Heraklitus of Ephesus (Asia Minor, ca. 500 BCE) theorized what today we might term a "zero-sum" regulatory principle for the universe (a "law of nature") that he named logos. Analogous to Sir Isaac Newton's third law of motion (for every action there is an equal and opposite reaction) or Ralph Waldo Emerson's notion of "compensation," Heraklitus posited a universe kept in balance by "a harmony of opposed tensions as in the bow and the lyre" (DK22B51). From the Heraklitean macrocosmic perspective, the universe is fundamentally "just" in the sense that, in the final analysis, the effect of the logos is a kind of cancelling out of all events. In another fragment he averred, "The way up and the way down are the same." As Ralph Waldo Emerson suggested, conclusions of this sort yield an ethical indifference (as we find, for example, in Krishna's advice to Arjuna in the Bhagavad Gita). Emerson, schooled as he was in Biblical traditions, could not abide such a conclusion, and neither can the Dervish faylasufs. So, while they accept the Heraklitean macrocosmos, they turn to another tradition to supply the microcosmic dimension of lived experience: the Ayoubian (Jobian).
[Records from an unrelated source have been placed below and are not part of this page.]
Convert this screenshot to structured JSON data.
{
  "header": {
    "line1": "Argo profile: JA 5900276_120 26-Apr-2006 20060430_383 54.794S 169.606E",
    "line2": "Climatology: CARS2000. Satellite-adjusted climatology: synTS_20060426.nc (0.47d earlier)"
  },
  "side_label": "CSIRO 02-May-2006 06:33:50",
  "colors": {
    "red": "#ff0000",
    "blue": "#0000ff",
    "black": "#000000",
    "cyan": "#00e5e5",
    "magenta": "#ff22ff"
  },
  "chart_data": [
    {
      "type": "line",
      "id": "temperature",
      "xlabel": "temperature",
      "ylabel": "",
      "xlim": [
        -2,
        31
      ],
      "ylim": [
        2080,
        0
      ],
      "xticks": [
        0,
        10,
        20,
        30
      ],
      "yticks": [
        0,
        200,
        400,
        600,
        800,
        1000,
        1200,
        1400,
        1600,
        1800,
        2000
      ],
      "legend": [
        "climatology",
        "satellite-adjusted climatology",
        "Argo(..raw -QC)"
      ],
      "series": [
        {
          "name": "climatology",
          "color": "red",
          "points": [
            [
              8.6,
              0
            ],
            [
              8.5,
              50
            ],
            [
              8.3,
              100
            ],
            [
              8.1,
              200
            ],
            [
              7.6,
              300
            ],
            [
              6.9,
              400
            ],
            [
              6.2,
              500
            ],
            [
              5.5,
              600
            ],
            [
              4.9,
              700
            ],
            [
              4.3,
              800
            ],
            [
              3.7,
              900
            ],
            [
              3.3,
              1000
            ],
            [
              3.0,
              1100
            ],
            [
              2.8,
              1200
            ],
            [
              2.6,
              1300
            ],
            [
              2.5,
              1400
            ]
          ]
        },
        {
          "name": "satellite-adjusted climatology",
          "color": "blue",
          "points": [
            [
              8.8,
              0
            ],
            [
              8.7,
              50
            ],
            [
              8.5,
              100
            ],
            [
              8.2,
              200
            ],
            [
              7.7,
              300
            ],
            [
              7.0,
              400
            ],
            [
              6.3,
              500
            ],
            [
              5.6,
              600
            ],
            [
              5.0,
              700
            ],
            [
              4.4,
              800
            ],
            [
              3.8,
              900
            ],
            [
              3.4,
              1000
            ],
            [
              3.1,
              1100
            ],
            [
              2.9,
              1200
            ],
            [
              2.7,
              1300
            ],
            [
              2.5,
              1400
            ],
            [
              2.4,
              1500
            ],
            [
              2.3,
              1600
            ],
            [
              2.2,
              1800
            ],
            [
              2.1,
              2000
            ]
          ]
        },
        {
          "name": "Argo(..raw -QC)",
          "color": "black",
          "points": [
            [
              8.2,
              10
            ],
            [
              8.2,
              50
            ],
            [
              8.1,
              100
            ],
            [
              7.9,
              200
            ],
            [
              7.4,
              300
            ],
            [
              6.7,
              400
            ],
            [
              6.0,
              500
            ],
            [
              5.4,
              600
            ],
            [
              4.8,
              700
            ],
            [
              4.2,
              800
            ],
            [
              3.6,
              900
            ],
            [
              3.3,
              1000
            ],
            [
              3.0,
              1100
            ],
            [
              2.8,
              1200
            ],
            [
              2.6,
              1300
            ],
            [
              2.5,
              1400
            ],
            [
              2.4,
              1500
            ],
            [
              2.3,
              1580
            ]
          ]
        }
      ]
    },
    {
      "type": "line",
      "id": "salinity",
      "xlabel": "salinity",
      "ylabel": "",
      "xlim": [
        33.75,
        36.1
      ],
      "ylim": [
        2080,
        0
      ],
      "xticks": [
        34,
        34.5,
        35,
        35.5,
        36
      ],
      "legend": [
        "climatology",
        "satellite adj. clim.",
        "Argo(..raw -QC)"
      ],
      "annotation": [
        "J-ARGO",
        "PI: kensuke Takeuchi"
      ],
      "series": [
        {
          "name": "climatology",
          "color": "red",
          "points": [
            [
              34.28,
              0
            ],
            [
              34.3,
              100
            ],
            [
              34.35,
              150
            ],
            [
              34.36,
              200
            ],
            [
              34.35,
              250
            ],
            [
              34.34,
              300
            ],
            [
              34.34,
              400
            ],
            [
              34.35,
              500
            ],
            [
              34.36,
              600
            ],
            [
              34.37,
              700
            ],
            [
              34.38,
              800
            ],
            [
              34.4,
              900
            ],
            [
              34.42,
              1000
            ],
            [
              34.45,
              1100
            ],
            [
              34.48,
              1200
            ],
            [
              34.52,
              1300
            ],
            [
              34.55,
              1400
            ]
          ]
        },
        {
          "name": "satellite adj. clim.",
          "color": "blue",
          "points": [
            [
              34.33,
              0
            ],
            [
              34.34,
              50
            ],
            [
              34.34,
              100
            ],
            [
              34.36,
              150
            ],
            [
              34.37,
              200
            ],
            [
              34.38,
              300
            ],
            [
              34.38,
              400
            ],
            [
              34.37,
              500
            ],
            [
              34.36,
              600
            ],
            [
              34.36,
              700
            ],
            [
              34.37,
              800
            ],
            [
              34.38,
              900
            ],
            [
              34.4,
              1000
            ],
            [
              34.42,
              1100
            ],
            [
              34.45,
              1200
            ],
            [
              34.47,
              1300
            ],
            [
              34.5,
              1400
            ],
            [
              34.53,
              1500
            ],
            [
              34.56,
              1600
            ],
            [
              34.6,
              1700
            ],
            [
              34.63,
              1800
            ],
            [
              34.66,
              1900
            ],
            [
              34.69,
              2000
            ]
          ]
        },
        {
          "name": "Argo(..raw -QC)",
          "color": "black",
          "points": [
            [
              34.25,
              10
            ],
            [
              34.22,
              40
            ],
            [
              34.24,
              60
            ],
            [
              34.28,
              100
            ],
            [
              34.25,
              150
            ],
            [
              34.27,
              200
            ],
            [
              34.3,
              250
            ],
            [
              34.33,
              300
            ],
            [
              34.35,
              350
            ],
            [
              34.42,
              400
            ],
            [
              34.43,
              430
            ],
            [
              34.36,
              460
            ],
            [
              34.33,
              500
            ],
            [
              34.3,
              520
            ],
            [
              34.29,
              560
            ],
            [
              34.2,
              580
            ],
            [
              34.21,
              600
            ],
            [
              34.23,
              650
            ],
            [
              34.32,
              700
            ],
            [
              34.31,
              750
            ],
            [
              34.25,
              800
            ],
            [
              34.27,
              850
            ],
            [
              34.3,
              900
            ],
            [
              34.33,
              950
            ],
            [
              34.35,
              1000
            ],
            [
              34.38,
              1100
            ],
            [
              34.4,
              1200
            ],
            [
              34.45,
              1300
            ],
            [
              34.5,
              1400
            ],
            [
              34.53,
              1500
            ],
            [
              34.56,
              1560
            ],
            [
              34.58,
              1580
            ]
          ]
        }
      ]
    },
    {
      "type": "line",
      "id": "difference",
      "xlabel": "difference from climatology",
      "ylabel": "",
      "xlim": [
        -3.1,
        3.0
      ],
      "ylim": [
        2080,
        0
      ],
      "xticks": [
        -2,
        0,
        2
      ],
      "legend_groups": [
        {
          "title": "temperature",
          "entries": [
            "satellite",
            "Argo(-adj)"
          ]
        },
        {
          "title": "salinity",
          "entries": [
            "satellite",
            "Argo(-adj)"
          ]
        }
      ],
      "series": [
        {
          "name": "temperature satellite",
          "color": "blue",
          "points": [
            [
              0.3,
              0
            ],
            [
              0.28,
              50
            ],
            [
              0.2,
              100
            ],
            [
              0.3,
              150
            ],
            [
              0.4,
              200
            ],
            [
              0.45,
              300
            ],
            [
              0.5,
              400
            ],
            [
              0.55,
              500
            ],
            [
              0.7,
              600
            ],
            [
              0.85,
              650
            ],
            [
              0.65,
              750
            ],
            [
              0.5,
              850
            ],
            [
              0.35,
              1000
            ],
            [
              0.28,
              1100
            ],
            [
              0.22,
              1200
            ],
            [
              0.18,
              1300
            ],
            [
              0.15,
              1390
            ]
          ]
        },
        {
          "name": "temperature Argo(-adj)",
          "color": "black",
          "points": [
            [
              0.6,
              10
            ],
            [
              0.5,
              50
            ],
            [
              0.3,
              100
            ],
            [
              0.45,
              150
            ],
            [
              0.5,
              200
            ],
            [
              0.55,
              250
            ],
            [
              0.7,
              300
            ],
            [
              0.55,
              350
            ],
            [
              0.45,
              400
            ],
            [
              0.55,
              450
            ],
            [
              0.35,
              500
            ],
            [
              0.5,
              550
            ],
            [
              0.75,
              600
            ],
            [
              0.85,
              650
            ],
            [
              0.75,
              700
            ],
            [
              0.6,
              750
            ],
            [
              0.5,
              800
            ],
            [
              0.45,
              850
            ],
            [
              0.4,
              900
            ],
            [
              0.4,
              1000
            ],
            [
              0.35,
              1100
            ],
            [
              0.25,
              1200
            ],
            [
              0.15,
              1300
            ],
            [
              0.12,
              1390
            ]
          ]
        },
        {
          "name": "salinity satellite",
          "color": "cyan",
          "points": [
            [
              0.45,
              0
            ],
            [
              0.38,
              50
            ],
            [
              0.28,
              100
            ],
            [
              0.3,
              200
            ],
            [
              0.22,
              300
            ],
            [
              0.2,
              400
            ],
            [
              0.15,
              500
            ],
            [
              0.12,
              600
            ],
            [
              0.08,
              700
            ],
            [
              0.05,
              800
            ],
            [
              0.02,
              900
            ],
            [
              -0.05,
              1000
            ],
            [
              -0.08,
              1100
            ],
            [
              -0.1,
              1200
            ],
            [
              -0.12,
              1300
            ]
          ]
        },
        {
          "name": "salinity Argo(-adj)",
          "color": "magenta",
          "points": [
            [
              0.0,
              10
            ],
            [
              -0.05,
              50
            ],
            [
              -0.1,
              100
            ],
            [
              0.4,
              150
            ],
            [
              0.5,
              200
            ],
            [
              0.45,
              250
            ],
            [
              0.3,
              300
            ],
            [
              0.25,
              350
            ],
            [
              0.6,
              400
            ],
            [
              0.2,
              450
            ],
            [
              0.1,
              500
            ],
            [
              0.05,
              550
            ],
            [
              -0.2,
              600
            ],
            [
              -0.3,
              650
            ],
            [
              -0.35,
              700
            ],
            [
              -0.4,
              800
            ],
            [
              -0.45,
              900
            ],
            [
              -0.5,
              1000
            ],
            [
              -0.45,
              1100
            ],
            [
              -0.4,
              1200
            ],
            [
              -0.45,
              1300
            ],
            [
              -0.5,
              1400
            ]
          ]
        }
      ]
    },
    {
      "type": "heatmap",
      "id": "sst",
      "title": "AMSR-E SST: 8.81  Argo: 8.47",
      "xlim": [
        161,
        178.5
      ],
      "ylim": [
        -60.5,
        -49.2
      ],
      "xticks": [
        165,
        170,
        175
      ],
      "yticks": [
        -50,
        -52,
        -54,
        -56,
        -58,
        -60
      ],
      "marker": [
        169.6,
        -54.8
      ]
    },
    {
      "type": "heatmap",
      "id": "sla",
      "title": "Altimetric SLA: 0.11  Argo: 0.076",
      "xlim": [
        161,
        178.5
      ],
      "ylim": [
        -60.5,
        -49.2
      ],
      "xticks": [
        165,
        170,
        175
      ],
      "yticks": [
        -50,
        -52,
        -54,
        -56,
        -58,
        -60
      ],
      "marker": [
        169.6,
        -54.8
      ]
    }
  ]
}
The anonymous author (or, more properly, playwright) of the Book of Job created a character (regarded in the Islamic tradition as a prophetic figure) who represents the proper comportment of the Dervish in the face of the tragic circumstances that often attend life on earth. Under such conditions, the Dervish emerges as one who bridles at the injustice on the microcosmic level of the "justice" meted out by the logos principle on the macrocosmic level. Job's assertion of the righteousness of his ways in the face of suffering and of his calling on God to account for that suffering provides Dervish falsafa with the mythological touchstone characteristic of what Hellmut Ritter named the "Muslim mystics' strife with God." The assertion of individual integrity and dignity in Dervish discourse and practice distinguishes it from its counterpart in traditional Muslim ethics: a resigned acceptance to one's fate. Of course, in the end, Dervishes, too, must acquiesce to the brute facts of mortal existence--and every Dervish understands and accepts these facts. But by refusing to "go quietly," they strike a blow--however Quixotic it may appear from a macrocosmic perspective--for anarchistic individuality and the sacrality of every living soul.

Saturday, May 03, 2014

Dervish Piety



















The religious history of Islam knows...special cases, in which...quarreling with God is not altogether prohibited, but permitted to a certain degree. It is permitted to the friends of God, who are on especially intimate terms with Him. Their intimacy with God is so well-founded and secure that it cannot be disturbed by occasional audacities, such as reproaches and lovers' disputes, which sometimes occur between lovers but do not disturb their friendly relations. Besides this class of God's friends, there is, however, another category of people who benefit by a special privilege when speaking to God more audaciously than other people. These are the sainted or religious fools, diwanegan, for whom Attar seems to have a peculiar predilection.

--Helmutt Ritter, "Muslim Mystics Strife With God."

Thursday, May 01, 2014

Dervish Theodicy


In a mathnawi of Farid-ud-Din Attar, someone asks a "diwane" (a fool for God) what God is really up to. The fool responds: "Have you seen the slate of the schoolboys? Like these boys, God now writes something new on the slate, then wipes out what He has written. With this and nothing else He is busy all the time. He has no other occupation than producing and annihilating." Another fool, asked the same question, gave a similar answer: "God is a potter, who first makes fine pottery with great skill in order to smash the pots to pieces afterwards."

[Adapted from Hellmut Ritter, "Muslim Mystics Strife With God"].